When regulating AI policy and lawmakers should be careful not to stifle innovation through over-regulation and should make sure that the emerging policy discussion is framed in a way that ensures the technology can thrive and provide competitive advantages for entities implementing AI without introducing new risks.

A further issue which arises in the regulation of AI is that the risk of innovations occurring faster than regulations is always present. A regulatory system may face stagnation whilst technological innovation will be accelerating at a fast rate coupled with the fact that regulators may lack expertise in the technological field complicating the ability to manage the relationship between existing regulations and new technology.

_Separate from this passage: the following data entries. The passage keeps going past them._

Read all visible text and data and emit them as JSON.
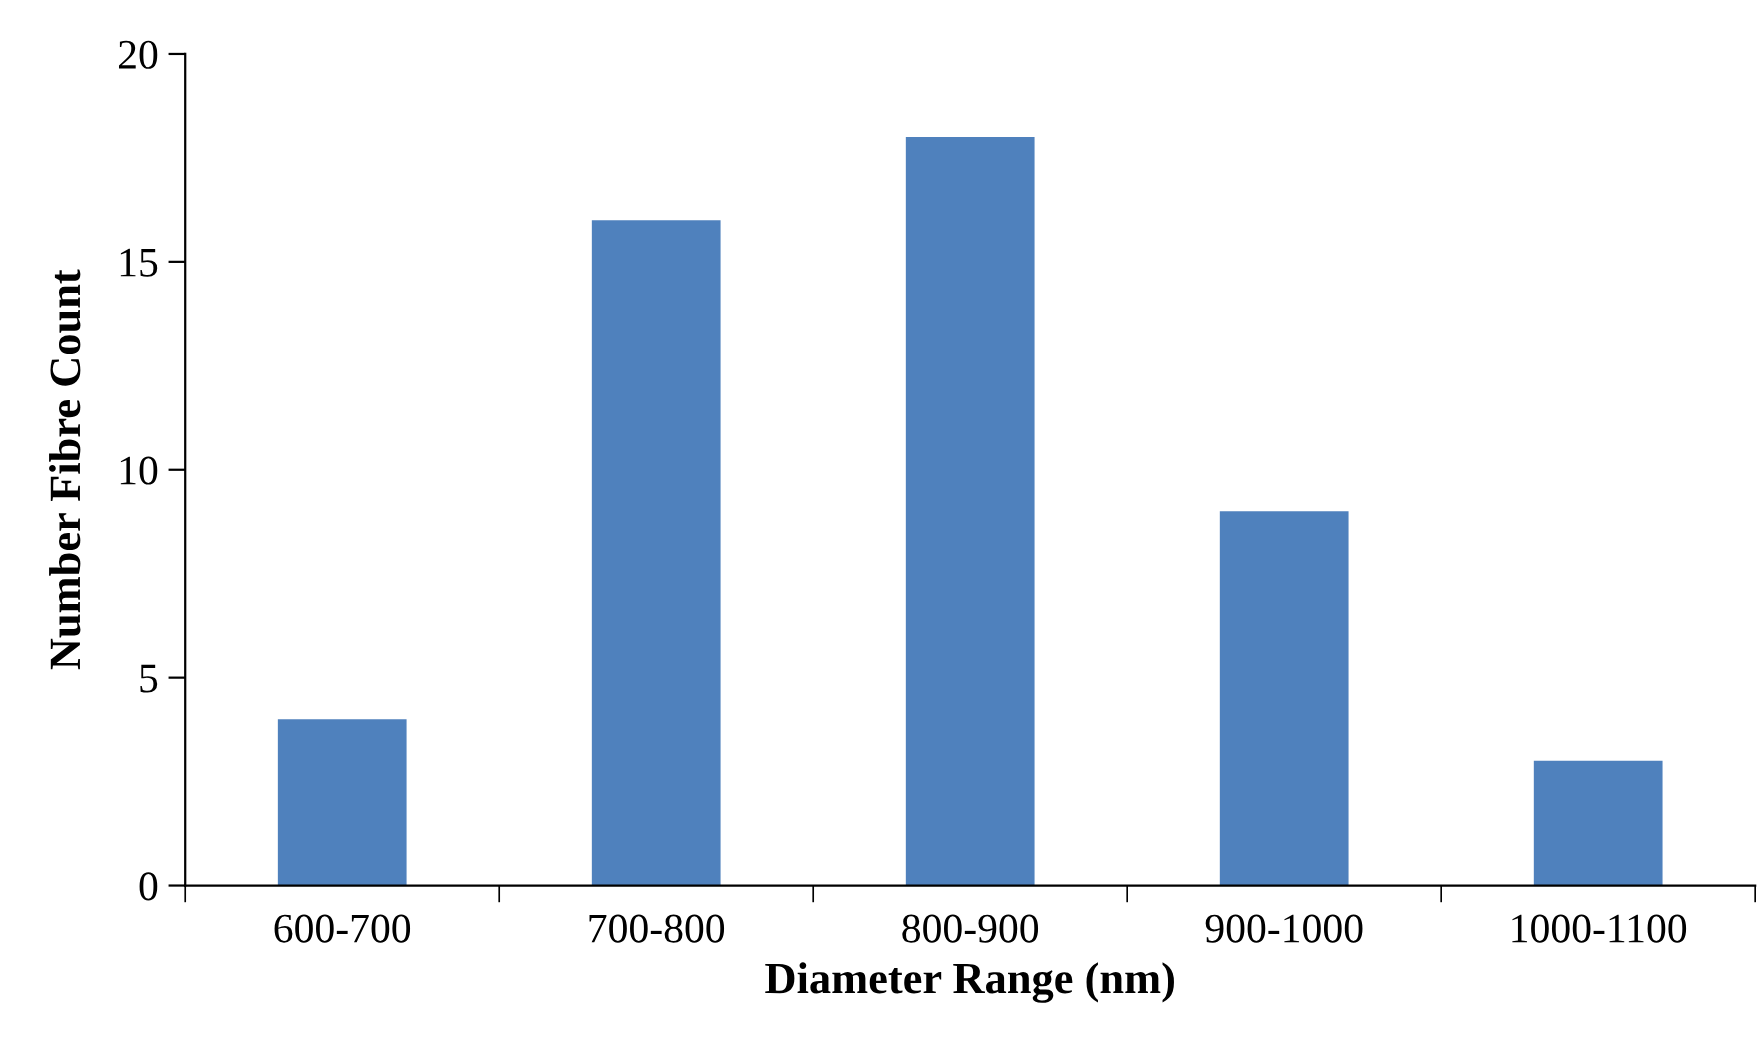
{
  "chart_data": {
    "type": "bar",
    "xlabel": "Diameter Range (nm)",
    "ylabel": "Number Fibre Count",
    "categories": [
      "600-700",
      "700-800",
      "800-900",
      "900-1000",
      "1000-1100"
    ],
    "values": [
      4,
      16,
      18,
      9,
      3
    ],
    "color": "#4f81bd",
    "ylim": [
      0,
      20
    ],
    "yticks": [
      0,
      5,
      10,
      15,
      20
    ],
    "grid": false,
    "legend": false
  }
}
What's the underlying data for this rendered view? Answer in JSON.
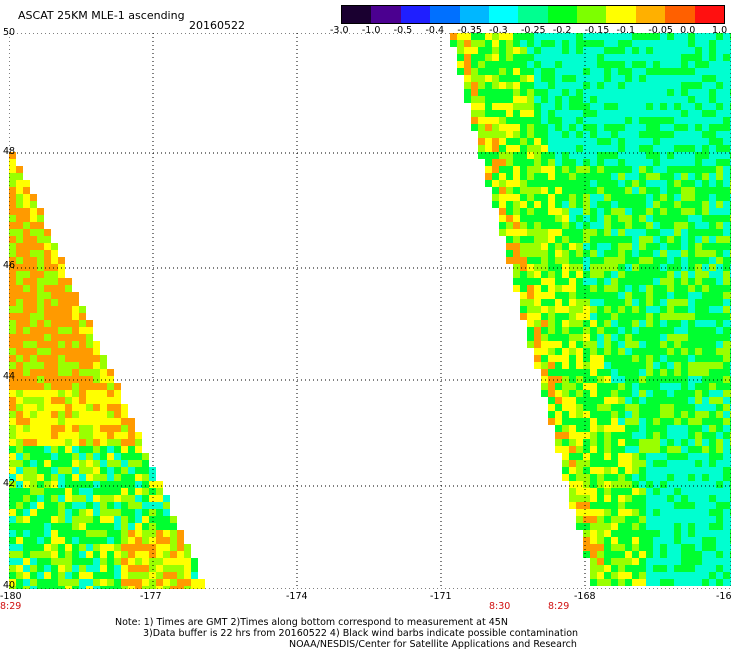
{
  "header": {
    "title": "ASCAT 25KM MLE-1 ascending",
    "date": "20160522"
  },
  "colorbar": {
    "tick_labels": [
      "-3.0",
      "-1.0",
      "-0.5",
      "-0.4",
      "-0.35",
      "-0.3",
      "-0.25",
      "-0.2",
      "-0.15",
      "-0.1",
      "-0.05",
      "0.0",
      "1.0"
    ],
    "colors": [
      "#1a0030",
      "#4b0090",
      "#1f1fff",
      "#0070ff",
      "#00b7ff",
      "#00ffff",
      "#00ff90",
      "#00ff1a",
      "#7dff00",
      "#ffff00",
      "#ffb000",
      "#ff6000",
      "#ff1010"
    ]
  },
  "map": {
    "lat_labels": [
      "50",
      "48",
      "46",
      "44",
      "42",
      "40"
    ],
    "lon_labels": [
      "-180",
      "-177",
      "-174",
      "-171",
      "-168",
      "-16"
    ],
    "time_labels": [
      {
        "text": "8:29",
        "lon": -180.0
      },
      {
        "text": "8:30",
        "lon": -169.5
      },
      {
        "text": "8:29",
        "lon": -168.5
      }
    ],
    "colors": {
      "orange": "#ff9a00",
      "yellow": "#ffff00",
      "lime": "#9aff00",
      "green": "#00ff30",
      "cyan": "#00ffd0",
      "red": "#d01010"
    }
  },
  "footer": {
    "line1": "Note: 1) Times are GMT 2)Times along bottom correspond to measurement at 45N",
    "line2": "3)Data buffer is 22 hrs from 20160522 4) Black wind barbs indicate possible contamination",
    "line3": "NOAA/NESDIS/Center for Satellite Applications and Research"
  }
}
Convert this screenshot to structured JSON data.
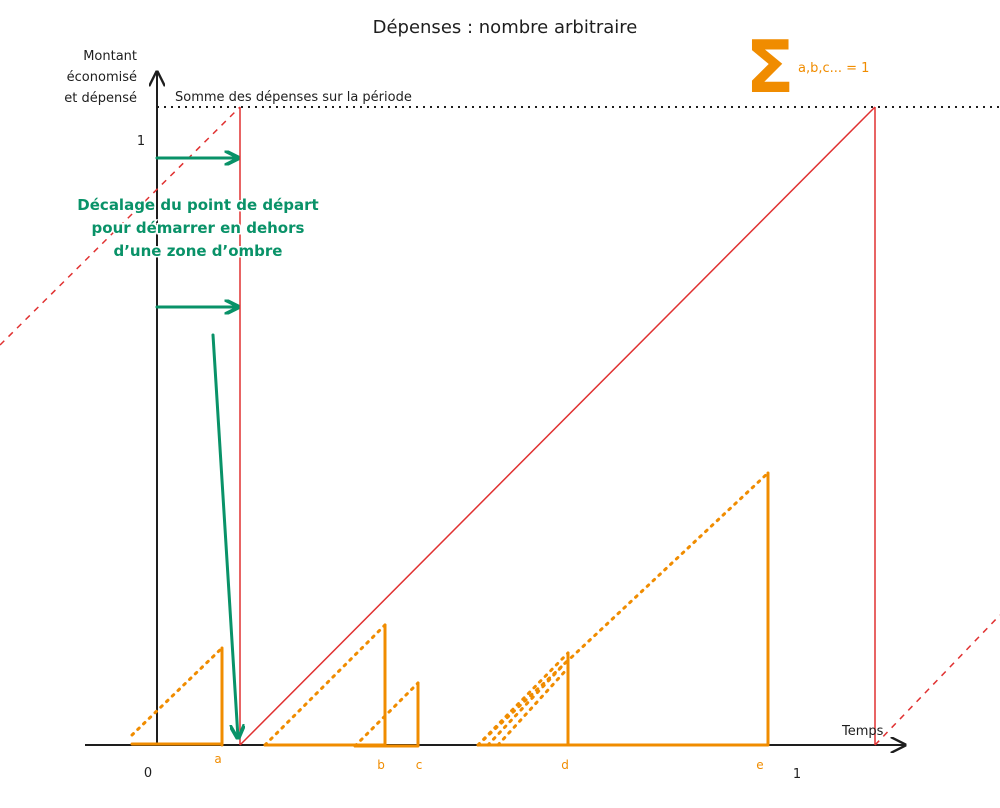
{
  "title": "Dépenses : nombre arbitraire",
  "y_axis": {
    "label": [
      "Montant",
      "économisé",
      "et dépensé"
    ],
    "tick": "1"
  },
  "x_axis": {
    "label": "Temps",
    "ticks": [
      "0",
      "1"
    ]
  },
  "sum_line_label": "Somme des dépenses sur la période",
  "expenses": [
    "a",
    "b",
    "c",
    "d",
    "e"
  ],
  "annotation": [
    "Décalage du point de départ",
    "pour démarrer en dehors",
    "d’une zone d’ombre"
  ],
  "sum_formula": {
    "symbol": "Σ",
    "subscript": "a,b,c... = 1"
  }
}
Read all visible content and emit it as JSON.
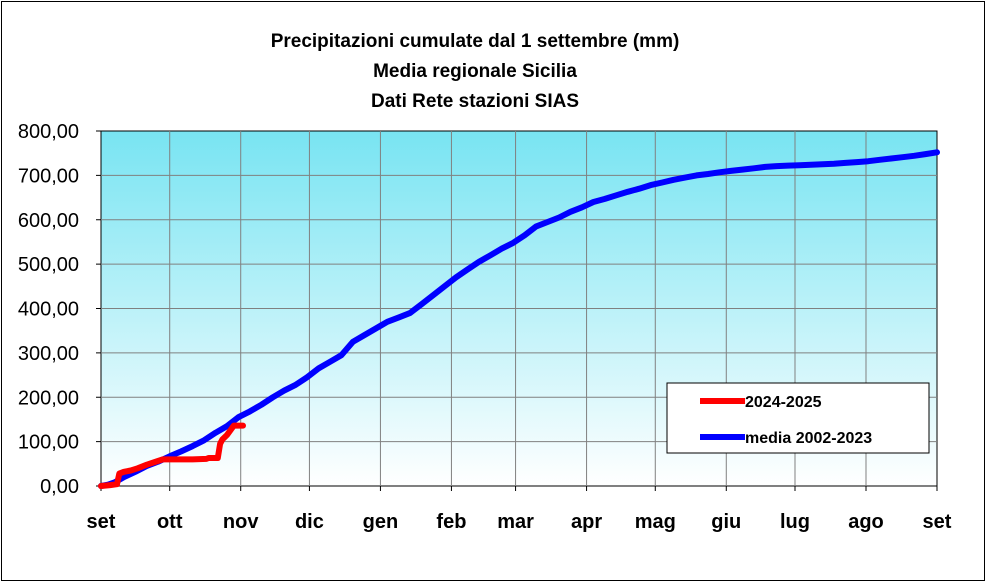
{
  "chart_data": {
    "type": "line",
    "title": [
      "Precipitazioni cumulate dal 1 settembre (mm)",
      "Media regionale Sicilia",
      "Dati Rete stazioni SIAS"
    ],
    "xlabel": "",
    "ylabel": "",
    "ylim": [
      0,
      800
    ],
    "yticks": [
      "0,00",
      "100,00",
      "200,00",
      "300,00",
      "400,00",
      "500,00",
      "600,00",
      "700,00",
      "800,00"
    ],
    "ytick_values": [
      0,
      100,
      200,
      300,
      400,
      500,
      600,
      700,
      800
    ],
    "x_unit": "day of hydrological year (day 0 = 1 settembre)",
    "xlim": [
      0,
      365
    ],
    "months": [
      {
        "label": "set",
        "day": 0
      },
      {
        "label": "ott",
        "day": 30
      },
      {
        "label": "nov",
        "day": 61
      },
      {
        "label": "dic",
        "day": 91
      },
      {
        "label": "gen",
        "day": 122
      },
      {
        "label": "feb",
        "day": 153
      },
      {
        "label": "mar",
        "day": 181
      },
      {
        "label": "apr",
        "day": 212
      },
      {
        "label": "mag",
        "day": 242
      },
      {
        "label": "giu",
        "day": 273
      },
      {
        "label": "lug",
        "day": 303
      },
      {
        "label": "ago",
        "day": 334
      },
      {
        "label": "set",
        "day": 365
      }
    ],
    "grid": true,
    "legend_position": "bottom-right",
    "series": [
      {
        "name": "2024-2025",
        "color": "#ff0000",
        "points": [
          [
            0,
            0
          ],
          [
            4,
            2
          ],
          [
            7,
            4
          ],
          [
            8,
            28
          ],
          [
            10,
            32
          ],
          [
            13,
            35
          ],
          [
            16,
            40
          ],
          [
            20,
            48
          ],
          [
            24,
            55
          ],
          [
            27,
            60
          ],
          [
            30,
            60
          ],
          [
            40,
            60
          ],
          [
            46,
            61
          ],
          [
            47,
            63
          ],
          [
            51,
            63
          ],
          [
            52,
            95
          ],
          [
            53,
            105
          ],
          [
            55,
            115
          ],
          [
            58,
            136
          ],
          [
            62,
            136
          ]
        ]
      },
      {
        "name": "media 2002-2023",
        "color": "#0000ff",
        "points": [
          [
            0,
            0
          ],
          [
            3,
            3
          ],
          [
            6,
            8
          ],
          [
            10,
            20
          ],
          [
            15,
            32
          ],
          [
            20,
            45
          ],
          [
            25,
            55
          ],
          [
            30,
            67
          ],
          [
            35,
            78
          ],
          [
            40,
            90
          ],
          [
            45,
            103
          ],
          [
            50,
            120
          ],
          [
            55,
            135
          ],
          [
            60,
            155
          ],
          [
            65,
            168
          ],
          [
            70,
            183
          ],
          [
            75,
            200
          ],
          [
            80,
            215
          ],
          [
            85,
            228
          ],
          [
            90,
            245
          ],
          [
            95,
            265
          ],
          [
            100,
            280
          ],
          [
            105,
            295
          ],
          [
            110,
            325
          ],
          [
            115,
            340
          ],
          [
            120,
            355
          ],
          [
            125,
            370
          ],
          [
            130,
            380
          ],
          [
            135,
            390
          ],
          [
            140,
            410
          ],
          [
            145,
            430
          ],
          [
            150,
            450
          ],
          [
            155,
            470
          ],
          [
            160,
            488
          ],
          [
            165,
            505
          ],
          [
            170,
            520
          ],
          [
            175,
            535
          ],
          [
            180,
            548
          ],
          [
            185,
            565
          ],
          [
            190,
            585
          ],
          [
            195,
            595
          ],
          [
            200,
            605
          ],
          [
            205,
            618
          ],
          [
            210,
            628
          ],
          [
            215,
            640
          ],
          [
            220,
            647
          ],
          [
            225,
            655
          ],
          [
            230,
            663
          ],
          [
            235,
            670
          ],
          [
            240,
            678
          ],
          [
            245,
            684
          ],
          [
            250,
            690
          ],
          [
            255,
            695
          ],
          [
            260,
            700
          ],
          [
            265,
            703
          ],
          [
            270,
            707
          ],
          [
            275,
            710
          ],
          [
            280,
            713
          ],
          [
            285,
            716
          ],
          [
            290,
            719
          ],
          [
            295,
            721
          ],
          [
            300,
            722
          ],
          [
            305,
            723
          ],
          [
            310,
            724
          ],
          [
            315,
            725
          ],
          [
            320,
            726
          ],
          [
            325,
            728
          ],
          [
            330,
            730
          ],
          [
            335,
            732
          ],
          [
            340,
            735
          ],
          [
            345,
            738
          ],
          [
            350,
            741
          ],
          [
            355,
            744
          ],
          [
            360,
            748
          ],
          [
            365,
            752
          ]
        ]
      }
    ]
  }
}
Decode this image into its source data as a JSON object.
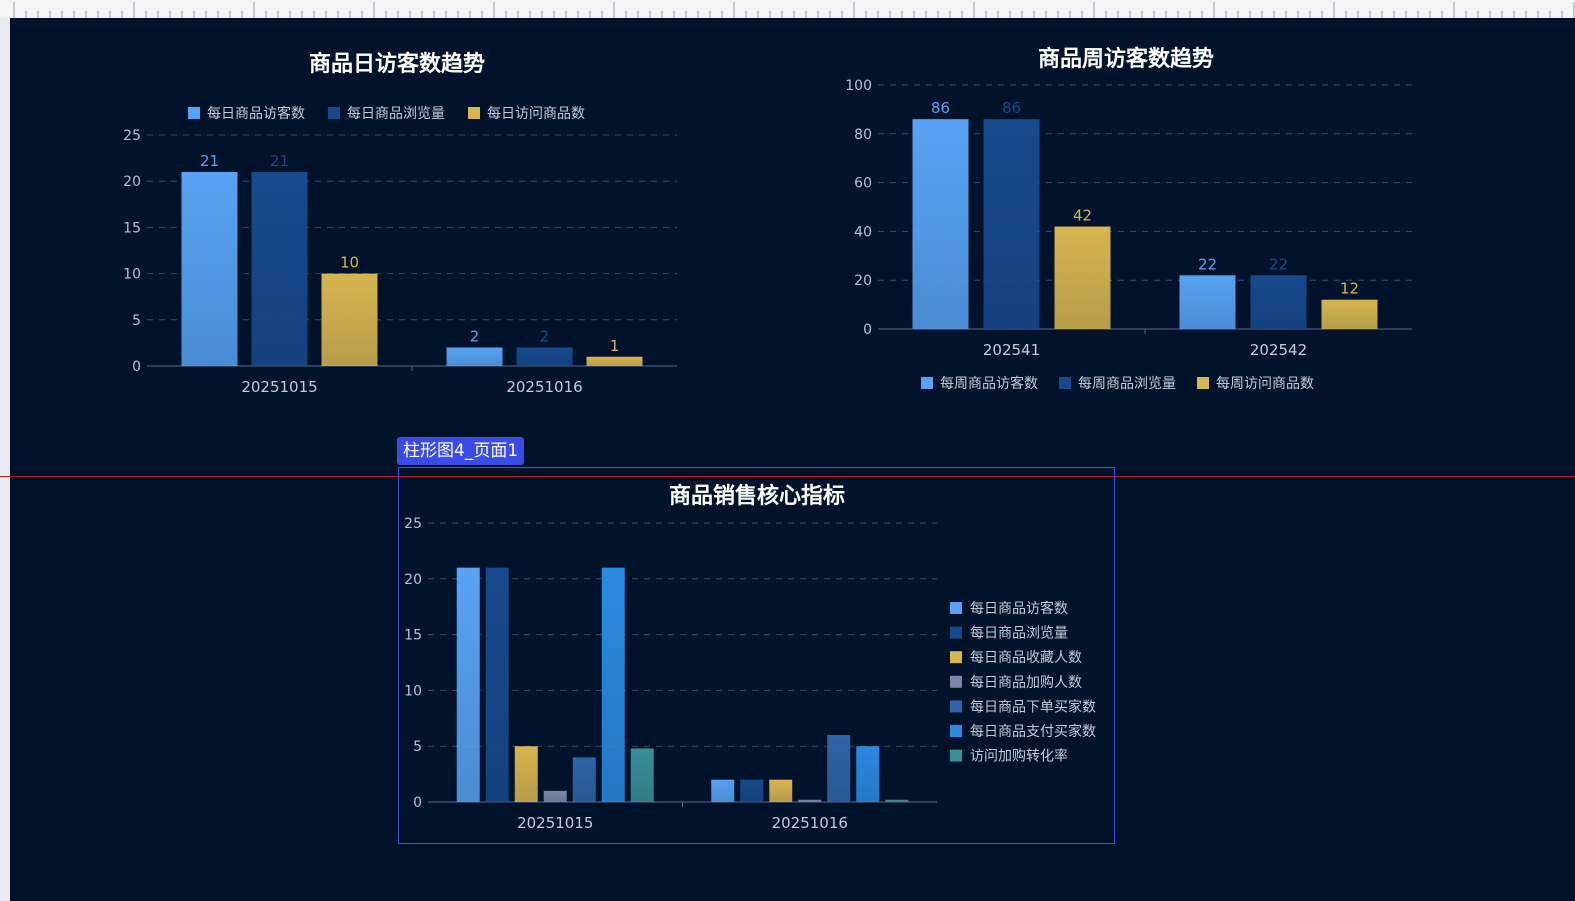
{
  "editor": {
    "selected_component_label": "柱形图4_页面1"
  },
  "colors": {
    "canvas_bg": "#01122b",
    "series": [
      "#57a2f2",
      "#174a8d",
      "#d7b54f",
      "#7a85a8",
      "#2f64a8",
      "#2a8ae0",
      "#3a8f96"
    ]
  },
  "chart_data": [
    {
      "id": "daily",
      "type": "bar",
      "title": "商品日访客数趋势",
      "categories": [
        "20251015",
        "20251016"
      ],
      "series": [
        {
          "name": "每日商品访客数",
          "values": [
            21,
            2
          ]
        },
        {
          "name": "每日商品浏览量",
          "values": [
            21,
            2
          ]
        },
        {
          "name": "每日访问商品数",
          "values": [
            10,
            1
          ]
        }
      ],
      "ylim": [
        0,
        25
      ],
      "yticks": [
        0,
        5,
        10,
        15,
        20,
        25
      ],
      "grid": true,
      "data_labels": true,
      "legend_position": "top"
    },
    {
      "id": "weekly",
      "type": "bar",
      "title": "商品周访客数趋势",
      "categories": [
        "202541",
        "202542"
      ],
      "series": [
        {
          "name": "每周商品访客数",
          "values": [
            86,
            22
          ]
        },
        {
          "name": "每周商品浏览量",
          "values": [
            86,
            22
          ]
        },
        {
          "name": "每周访问商品数",
          "values": [
            42,
            12
          ]
        }
      ],
      "ylim": [
        0,
        100
      ],
      "yticks": [
        0,
        20,
        40,
        60,
        80,
        100
      ],
      "grid": true,
      "data_labels": true,
      "legend_position": "bottom"
    },
    {
      "id": "core",
      "type": "bar",
      "title": "商品销售核心指标",
      "categories": [
        "20251015",
        "20251016"
      ],
      "series": [
        {
          "name": "每日商品访客数",
          "values": [
            21,
            2
          ]
        },
        {
          "name": "每日商品浏览量",
          "values": [
            21,
            2
          ]
        },
        {
          "name": "每日商品收藏人数",
          "values": [
            5,
            2
          ]
        },
        {
          "name": "每日商品加购人数",
          "values": [
            1,
            0.2
          ]
        },
        {
          "name": "每日商品下单买家数",
          "values": [
            4,
            6
          ]
        },
        {
          "name": "每日商品支付买家数",
          "values": [
            21,
            5
          ]
        },
        {
          "name": "访问加购转化率",
          "values": [
            4.8,
            0.2
          ]
        }
      ],
      "ylim": [
        0,
        25
      ],
      "yticks": [
        0,
        5,
        10,
        15,
        20,
        25
      ],
      "grid": true,
      "data_labels": false,
      "legend_position": "right"
    }
  ]
}
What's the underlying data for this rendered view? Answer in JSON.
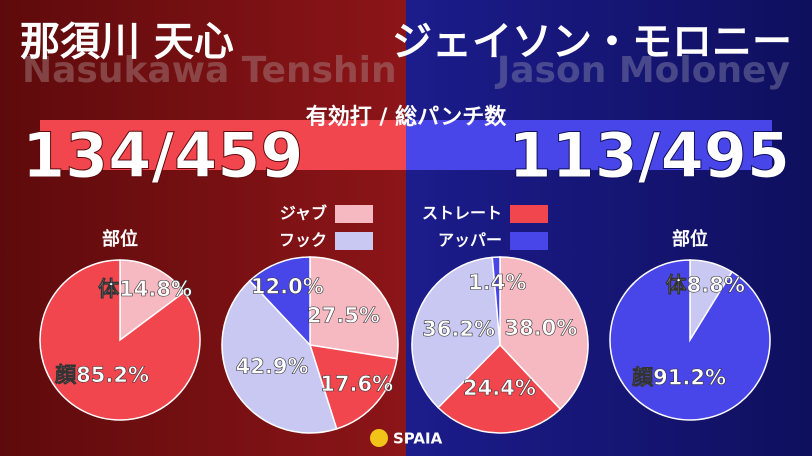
{
  "fighters": [
    {
      "name": "那須川 天心",
      "name_en": "Nasukawa Tenshin",
      "score": "134/459"
    },
    {
      "name": "ジェイソン・モロニー",
      "name_en": "Jason Moloney",
      "score": "113/495"
    }
  ],
  "stat_label": "有効打 / 総パンチ数",
  "brand": "SPAIA",
  "chart_data": [
    {
      "type": "pie",
      "title": "部位",
      "categories": [
        "体",
        "顔"
      ],
      "values": [
        14.8,
        85.2
      ],
      "value_labels": [
        "14.8%",
        "85.2%"
      ],
      "colors": [
        "#f7b9c1",
        "#f2464f"
      ],
      "show_category_labels": true
    },
    {
      "type": "pie",
      "categories": [
        "ジャブ",
        "ストレート",
        "フック",
        "アッパー"
      ],
      "values": [
        27.5,
        17.6,
        42.9,
        12
      ],
      "value_labels": [
        "27.5%",
        "17.6%",
        "42.9%",
        "12.0%"
      ],
      "colors": [
        "#f7b9c1",
        "#f2464f",
        "#c9c8f2",
        "#4846e8"
      ],
      "legend": true
    },
    {
      "type": "pie",
      "categories": [
        "ジャブ",
        "ストレート",
        "フック",
        "アッパー"
      ],
      "values": [
        38,
        24.4,
        36.2,
        1.4
      ],
      "value_labels": [
        "38.0%",
        "24.4%",
        "36.2%",
        "1.4%"
      ],
      "colors": [
        "#f7b9c1",
        "#f2464f",
        "#c9c8f2",
        "#4846e8"
      ]
    },
    {
      "type": "pie",
      "title": "部位",
      "categories": [
        "体",
        "顔"
      ],
      "values": [
        8.8,
        91.2
      ],
      "value_labels": [
        "8.8%",
        "91.2%"
      ],
      "colors": [
        "#c9c8f2",
        "#4846e8"
      ],
      "show_category_labels": true
    }
  ]
}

It is clear that the question of how and to what extent AI should be regulated in South Africa is difficult to grasp given its fast-paced development. When a new innovation such as AI is introduced, the immediate regulation thereof creates the potential risk of it being counter-productive, since little is known about AI’s potential impact on society. However, if regulators take the opposite approach and wait to reduce uncertainty about the impact of AI, it would be more difficult to effectively regulate AI at this stage as the technology would have matured and may have become entrenched in society.

An ex-post system of regulating AI after an AI system causes harm is problematic because of the AI characteristic of autonomy, which creates issues of foreseeability, causation and control. An ex-post approach is therefore poorly suited to minimising public risk, particularly when those risks are as significant as those posed by AI development. On the other hand, ex-ante regulation, being the regulation of AI before it is fully developed, is also challenging as it may be difficult to identify where AI development is occurring as a result of AI be conducted with little visible infrastructure and regulators may not be able to reverse-engineer an AI system to understand the public risks it poses.

These unique challenges in regulating AI suggest that South African regulators should not rely on traditional regulatory approaches to effectively minimise the risk from AI development. Policy and law makers should therefore aim to strike a balance between protection and innovation and developed relevant safety standards to anticipate both ex-ante and ex-post challenges. In doing so it may be greatly beneficial to include the developers of AI in the drafting process in order to adequately address and understand the technical nuances of AI.